В это время музыка умолкла, и Лермонтов подошел к кузине.
– Горца с длинным кинжалом, – произнес поэт по-французски. – Это загадка, которую он нам всем загадал.
Мартынов поморщился, поклонился даме и поспешно отошел.
– Увы! Я была с ним не очень любезна, а вы, Мишель, его вовсе обидели.
– Ну, я же сказал лишь то, что он изображает. На кого же ему обижаться? Впрочем, пусть он потребует у меня удовлетворения.
– О чем говорите, Мишель? Вы друзья или враги?
– Бог знает! – расхохотался Лермонтов. – Но куда интереснее, я вам скажу по секрету, на этом балу нас ожидает одно происшествие. Ведь недаром мы разукрасили грот Дианы, и теперь он имеет вид внутреннего убранства башни царицы Тамары.
– Из легенды?
– Здесь, на Востоке, вся наша жизнь близко соприкасается с небом и с древними преданиями.

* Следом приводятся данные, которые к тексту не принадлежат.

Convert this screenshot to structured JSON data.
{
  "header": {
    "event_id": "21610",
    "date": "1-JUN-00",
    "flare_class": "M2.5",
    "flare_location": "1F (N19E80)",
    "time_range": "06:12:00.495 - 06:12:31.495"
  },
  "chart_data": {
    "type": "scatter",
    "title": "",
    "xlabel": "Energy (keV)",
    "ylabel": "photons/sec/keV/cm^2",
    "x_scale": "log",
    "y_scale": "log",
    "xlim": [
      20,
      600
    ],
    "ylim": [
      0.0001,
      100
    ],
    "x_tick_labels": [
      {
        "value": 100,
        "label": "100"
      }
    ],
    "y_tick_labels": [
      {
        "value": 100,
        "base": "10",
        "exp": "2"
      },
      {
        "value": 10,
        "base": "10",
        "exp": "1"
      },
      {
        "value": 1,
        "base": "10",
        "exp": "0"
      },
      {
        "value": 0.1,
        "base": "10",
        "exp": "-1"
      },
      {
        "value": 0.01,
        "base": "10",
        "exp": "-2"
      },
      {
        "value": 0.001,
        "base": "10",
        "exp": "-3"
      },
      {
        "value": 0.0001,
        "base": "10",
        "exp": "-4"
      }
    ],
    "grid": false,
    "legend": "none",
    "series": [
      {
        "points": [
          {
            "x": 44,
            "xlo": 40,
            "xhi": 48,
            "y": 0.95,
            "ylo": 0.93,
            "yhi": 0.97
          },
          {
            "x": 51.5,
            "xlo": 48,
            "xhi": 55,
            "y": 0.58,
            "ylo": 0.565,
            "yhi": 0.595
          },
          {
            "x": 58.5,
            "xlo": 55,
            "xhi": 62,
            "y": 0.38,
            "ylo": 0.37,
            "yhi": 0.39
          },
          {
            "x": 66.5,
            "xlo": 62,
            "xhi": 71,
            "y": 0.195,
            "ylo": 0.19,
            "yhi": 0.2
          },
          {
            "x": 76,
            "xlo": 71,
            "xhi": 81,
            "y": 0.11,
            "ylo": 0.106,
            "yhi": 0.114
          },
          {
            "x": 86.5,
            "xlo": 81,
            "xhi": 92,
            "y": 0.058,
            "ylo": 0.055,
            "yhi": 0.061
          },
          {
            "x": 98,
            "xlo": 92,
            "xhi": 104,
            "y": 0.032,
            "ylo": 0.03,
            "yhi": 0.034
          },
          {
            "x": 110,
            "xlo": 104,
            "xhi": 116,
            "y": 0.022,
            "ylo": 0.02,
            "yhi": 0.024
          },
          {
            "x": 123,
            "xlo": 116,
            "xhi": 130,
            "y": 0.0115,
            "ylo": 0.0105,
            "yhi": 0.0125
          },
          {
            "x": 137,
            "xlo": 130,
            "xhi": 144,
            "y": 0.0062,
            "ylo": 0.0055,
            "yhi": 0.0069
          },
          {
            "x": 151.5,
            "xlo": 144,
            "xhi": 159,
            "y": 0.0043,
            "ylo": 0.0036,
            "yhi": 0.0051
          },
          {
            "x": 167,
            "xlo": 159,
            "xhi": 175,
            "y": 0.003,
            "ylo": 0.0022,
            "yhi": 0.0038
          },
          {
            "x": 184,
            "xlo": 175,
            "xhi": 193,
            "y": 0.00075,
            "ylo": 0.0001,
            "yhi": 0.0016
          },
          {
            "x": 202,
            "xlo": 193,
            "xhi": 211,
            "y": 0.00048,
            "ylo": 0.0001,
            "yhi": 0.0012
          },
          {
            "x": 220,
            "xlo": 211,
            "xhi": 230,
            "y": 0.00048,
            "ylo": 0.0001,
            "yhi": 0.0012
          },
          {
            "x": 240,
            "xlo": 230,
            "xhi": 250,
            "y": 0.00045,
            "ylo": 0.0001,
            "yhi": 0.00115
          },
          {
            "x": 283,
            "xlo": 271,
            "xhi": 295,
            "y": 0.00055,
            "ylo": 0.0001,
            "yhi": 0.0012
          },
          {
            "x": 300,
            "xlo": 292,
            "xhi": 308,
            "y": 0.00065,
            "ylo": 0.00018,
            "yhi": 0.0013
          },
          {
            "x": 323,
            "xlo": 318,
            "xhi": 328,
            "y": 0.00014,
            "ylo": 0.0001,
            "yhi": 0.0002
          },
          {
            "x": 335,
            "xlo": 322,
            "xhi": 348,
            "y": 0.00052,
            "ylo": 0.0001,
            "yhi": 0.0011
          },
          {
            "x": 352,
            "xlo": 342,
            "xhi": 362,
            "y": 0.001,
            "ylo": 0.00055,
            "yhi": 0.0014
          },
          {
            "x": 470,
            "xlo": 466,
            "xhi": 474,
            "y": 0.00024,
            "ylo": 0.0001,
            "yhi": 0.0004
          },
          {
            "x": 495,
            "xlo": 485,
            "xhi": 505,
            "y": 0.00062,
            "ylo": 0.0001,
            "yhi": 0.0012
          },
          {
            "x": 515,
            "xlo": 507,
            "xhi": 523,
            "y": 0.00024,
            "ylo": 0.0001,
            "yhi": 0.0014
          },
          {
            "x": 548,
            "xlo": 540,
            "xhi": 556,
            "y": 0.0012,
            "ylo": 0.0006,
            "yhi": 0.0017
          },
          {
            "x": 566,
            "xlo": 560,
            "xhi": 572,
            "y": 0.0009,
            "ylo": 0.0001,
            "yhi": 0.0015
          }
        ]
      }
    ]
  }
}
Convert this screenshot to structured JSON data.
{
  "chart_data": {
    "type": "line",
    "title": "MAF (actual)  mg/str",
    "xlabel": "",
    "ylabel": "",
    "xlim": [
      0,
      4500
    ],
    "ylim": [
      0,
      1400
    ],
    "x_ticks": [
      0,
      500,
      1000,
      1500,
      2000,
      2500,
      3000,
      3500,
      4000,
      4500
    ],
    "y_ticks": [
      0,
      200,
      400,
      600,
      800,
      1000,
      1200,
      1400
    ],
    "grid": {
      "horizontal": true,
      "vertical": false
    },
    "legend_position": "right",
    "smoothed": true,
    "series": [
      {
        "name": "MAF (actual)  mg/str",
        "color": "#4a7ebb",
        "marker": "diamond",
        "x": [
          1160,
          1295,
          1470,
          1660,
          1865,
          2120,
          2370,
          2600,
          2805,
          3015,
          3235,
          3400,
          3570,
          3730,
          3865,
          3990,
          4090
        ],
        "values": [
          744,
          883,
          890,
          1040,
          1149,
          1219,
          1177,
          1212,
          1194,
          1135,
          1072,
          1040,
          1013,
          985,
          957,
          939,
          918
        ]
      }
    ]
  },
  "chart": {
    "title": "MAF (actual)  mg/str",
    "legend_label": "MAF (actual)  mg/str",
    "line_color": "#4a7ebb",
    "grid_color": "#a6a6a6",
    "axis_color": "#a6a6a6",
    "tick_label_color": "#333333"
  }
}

– Будет представление? Когда?
– Всех приглашают к ужину. Пусть уходят. В гроте Дианы сойдутся сейчас сто юношей пылких и жен, нет, поменьше, конечно. Идемте.
Ужин был сервирован в аллее под деревьями. Военный оркестр над гротом играл концертную музыку, которая в самом гроте, в тишине, где собрались два десятка любовных пар, несла в себе отзвуки гор, словно из глубин веков. Лермонтов поначалу укрылся, и голос его звучал неведомо откуда:
В глубокой теснине Дарьяла,
Где роется Терек во мгле,
Старинная башня стояла,
Чернея на черной скале.
В той башне высокой и тесной
Царица Тамара жила:
Прекрасна, как ангел небесный,
Как демон, коварна и зла.
Среди присутствующих каким-то образом выделилась одна, которая, как в живой картине, изображала царицу, и все невольно почувствовали себя участниками события, а поэт продолжал:
И там сквозь туман полуночи
Блистал огонек золотой,
Кидался он путнику в очи,
Манил он на отдых ночной.
И слышался голос Тамары:
Он весь был желанье и страсть,
В нем были всесильные чары,
Была непонятная власть.
Из публики, усевшейся ужинать, кое-кто прослышал о представлении в гроте Дианы, и появились зрители.
На голос невидимой пери
Шел воин, купец и пастух;
Пред ним отворялися двери,
Встречал его мрачный евнух.
На мягкой пуховой постели,
В парчу и жемчуг убрана,
Ждала она гостя... Шипели
Пред нею два кубка вина.
Сплетались горячие руки,
Уста прилипали к устам,
И странные, дикие звуки
Всю ночь раздавалися там.
Как будто в ту башню пустую
Сто юношей пылких и жен
Сошлися на свадьбу ночную,
На тризну больших похорон.
– Ах, это сон! Не может быть! – шептались зрители.
Но только что утра сиянье
Кидало свой луч по горам,
Мгновенно и мрак и молчанье
Опять воцарялися там.
Лишь Терек в теснине Дарьяла,
Гремя, нарушал тишину;
Волна на волну набегала,
Волна погоняла волну;
И с плачем безгласное тело
Спешили они унести;
В окне тогда что-то белело,
Звучало оттуда: прости.
И было так нежно прощанье,
Так сладко тот голос звучал,
Как будто восторги свиданья
И ласки любви обещал.
В это время оркестр на танцевальной площадке заиграл, вместо новой интродукции, вальс-фантазию Глинки, которой заслушивались, вместо кружения, но нашлись и пары, с упоением отдавшиеся звукам полета и любви.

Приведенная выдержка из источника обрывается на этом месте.